Recent episodes are refreshing in their timeliness. They tackle contemporary, real-world issues that viewers can immediately relate to, like the use of body cameras on patrol officers, sexual assault on college campuses, protest movements, human trafficking, drug addiction, terrorism—the list is long. But it is the setting in which many of these discussions play out that is most appealing: the Sunday dinner table. The Reagans, a practicing Catholic family whose faith plays a significant role in their lives and thus the series, gather every Sunday after Mass for a family dinner. It is across the long, food-laden table that the various generations of the Reagan family reveal their perspectives and moral understandings, gained through experience, time, education or some combination of the three.
Compared with the unpredictable nature of their jobs, the family dinner table scenes provide a stable and nurturing setting for the questions raised by each episode to play out. The family dinner, which some may consider a throwback to another era in America, provides an integral service in that it allows for the Reagans to have the same laughs, the same fights, the same in-depth discussions that so many Americans remember and still have today.

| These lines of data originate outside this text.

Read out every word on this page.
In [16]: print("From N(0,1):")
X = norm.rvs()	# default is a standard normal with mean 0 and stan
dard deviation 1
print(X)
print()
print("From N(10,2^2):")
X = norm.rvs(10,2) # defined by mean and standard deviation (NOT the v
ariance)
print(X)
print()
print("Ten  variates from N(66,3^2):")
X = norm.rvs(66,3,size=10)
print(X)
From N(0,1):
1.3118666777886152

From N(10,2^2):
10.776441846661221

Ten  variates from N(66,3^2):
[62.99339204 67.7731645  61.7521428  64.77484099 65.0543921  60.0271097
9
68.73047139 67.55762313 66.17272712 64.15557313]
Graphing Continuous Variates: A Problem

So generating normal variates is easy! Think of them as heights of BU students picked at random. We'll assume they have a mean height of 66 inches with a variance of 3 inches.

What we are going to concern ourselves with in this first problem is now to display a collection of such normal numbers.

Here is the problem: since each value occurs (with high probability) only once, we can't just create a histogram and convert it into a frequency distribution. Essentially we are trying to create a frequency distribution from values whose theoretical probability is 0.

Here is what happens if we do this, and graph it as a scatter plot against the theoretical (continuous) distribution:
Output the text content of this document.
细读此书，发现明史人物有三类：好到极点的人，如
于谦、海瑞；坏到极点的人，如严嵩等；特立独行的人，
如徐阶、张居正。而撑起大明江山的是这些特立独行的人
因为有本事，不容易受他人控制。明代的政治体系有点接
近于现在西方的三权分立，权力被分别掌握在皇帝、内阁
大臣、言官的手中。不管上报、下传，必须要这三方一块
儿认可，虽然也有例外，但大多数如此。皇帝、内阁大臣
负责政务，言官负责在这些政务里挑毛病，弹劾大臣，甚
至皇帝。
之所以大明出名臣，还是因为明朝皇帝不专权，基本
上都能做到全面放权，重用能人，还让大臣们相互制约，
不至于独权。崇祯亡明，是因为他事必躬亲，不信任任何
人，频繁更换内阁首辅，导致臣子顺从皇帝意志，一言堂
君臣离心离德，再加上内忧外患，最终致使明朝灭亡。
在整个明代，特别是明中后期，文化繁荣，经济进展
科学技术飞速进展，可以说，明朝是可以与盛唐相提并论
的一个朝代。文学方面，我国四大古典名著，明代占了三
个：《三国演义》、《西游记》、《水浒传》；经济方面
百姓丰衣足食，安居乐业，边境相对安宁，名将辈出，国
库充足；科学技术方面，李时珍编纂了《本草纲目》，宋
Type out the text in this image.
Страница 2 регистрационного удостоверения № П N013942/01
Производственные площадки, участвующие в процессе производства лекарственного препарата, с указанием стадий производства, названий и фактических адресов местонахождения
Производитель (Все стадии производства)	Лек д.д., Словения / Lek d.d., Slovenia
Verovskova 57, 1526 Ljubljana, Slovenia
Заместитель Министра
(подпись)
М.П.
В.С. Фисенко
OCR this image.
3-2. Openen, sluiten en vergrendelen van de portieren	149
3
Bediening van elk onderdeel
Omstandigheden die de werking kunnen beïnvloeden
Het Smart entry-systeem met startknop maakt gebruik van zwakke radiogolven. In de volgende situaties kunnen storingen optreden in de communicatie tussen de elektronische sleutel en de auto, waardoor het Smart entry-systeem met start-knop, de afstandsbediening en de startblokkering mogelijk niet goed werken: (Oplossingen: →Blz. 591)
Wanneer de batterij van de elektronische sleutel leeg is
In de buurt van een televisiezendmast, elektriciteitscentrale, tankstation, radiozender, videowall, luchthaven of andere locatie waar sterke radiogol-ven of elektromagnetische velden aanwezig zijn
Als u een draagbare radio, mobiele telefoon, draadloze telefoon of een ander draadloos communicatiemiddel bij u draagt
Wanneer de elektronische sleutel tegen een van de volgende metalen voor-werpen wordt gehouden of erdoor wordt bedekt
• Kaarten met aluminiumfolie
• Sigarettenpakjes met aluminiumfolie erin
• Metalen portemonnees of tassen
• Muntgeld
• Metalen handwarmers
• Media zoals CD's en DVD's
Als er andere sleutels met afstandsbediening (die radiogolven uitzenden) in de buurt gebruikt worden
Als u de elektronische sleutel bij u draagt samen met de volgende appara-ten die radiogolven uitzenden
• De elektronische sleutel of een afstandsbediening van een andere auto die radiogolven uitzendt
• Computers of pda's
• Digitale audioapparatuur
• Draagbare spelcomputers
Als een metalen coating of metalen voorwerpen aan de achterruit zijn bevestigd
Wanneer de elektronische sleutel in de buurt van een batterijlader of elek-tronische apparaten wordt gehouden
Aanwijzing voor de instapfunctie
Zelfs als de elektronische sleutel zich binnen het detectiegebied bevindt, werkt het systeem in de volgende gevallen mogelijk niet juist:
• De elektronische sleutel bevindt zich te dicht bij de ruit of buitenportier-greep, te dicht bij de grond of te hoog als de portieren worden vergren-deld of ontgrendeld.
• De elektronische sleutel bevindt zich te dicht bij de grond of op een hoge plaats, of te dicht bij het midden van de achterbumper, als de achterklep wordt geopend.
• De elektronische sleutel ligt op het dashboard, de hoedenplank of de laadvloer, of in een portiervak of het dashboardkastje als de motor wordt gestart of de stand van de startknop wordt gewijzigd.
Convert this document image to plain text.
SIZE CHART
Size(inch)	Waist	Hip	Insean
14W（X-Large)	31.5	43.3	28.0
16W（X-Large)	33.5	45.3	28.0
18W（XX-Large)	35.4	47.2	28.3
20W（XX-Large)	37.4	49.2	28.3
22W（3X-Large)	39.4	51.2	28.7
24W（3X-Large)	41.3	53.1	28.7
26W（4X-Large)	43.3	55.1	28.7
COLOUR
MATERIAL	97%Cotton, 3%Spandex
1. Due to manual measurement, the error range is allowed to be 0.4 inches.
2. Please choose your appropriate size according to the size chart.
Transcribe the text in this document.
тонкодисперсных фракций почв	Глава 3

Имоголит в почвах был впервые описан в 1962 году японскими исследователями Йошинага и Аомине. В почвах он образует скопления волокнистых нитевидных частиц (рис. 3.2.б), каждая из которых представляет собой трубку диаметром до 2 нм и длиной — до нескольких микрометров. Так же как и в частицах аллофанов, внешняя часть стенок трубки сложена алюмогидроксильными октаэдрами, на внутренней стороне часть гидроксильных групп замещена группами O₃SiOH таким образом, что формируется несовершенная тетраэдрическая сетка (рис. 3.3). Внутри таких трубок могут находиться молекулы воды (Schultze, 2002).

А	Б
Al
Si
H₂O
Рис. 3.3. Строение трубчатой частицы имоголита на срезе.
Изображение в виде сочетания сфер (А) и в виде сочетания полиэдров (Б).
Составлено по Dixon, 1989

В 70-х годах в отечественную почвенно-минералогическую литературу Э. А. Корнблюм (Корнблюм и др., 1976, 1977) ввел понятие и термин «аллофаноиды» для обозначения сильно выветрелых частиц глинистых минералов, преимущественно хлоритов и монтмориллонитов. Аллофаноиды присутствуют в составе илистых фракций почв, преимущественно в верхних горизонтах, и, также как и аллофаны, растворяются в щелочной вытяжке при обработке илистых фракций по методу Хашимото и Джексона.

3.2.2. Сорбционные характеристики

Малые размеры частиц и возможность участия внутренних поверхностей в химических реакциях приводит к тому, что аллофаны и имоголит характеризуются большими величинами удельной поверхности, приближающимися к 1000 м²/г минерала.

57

It welcomes the viewer as part of the family.
One of the biggest criticisms of the show is that it tends to be too archetypal in the way it portrays the Reagan family: An Irish-Catholic American family dedicates itself to the public good through police work in order to support their families, with the three oldest men in the Reagan family being veterans of the U.S. Marine Corps, each of whom served overseas in three different wars. While this all-American family is certainly relatable, it sometimes strikes the viewer as clichéd. Similar clichés strike when it comes to the relationship between Commissioner Frank Reagan and the Catholic Church. For example, when the commissioner and the fictional archbishop of New York disagree over issues of gay and lesbian rights, both sides lack the real-life nuance often given to such issues. But it is in the quieter moments that their Catholic faith shines. Danny goes to his priest for counseling; Frank has lunch with a boyhood friend who is now a monsignor. So while there are larger overtones that are false stereotypes, there are also genuinely beautiful displays of faith and sacrament throughout the series.
“Blue Bloods” makes us examine our own motives, relationships and faith. Not only can viewers join in as the Reagans work out the typical whodunnit scenario, but we are welcome to accompany the Reagans on their quest to discern right from wrong and how and when one crosses that line.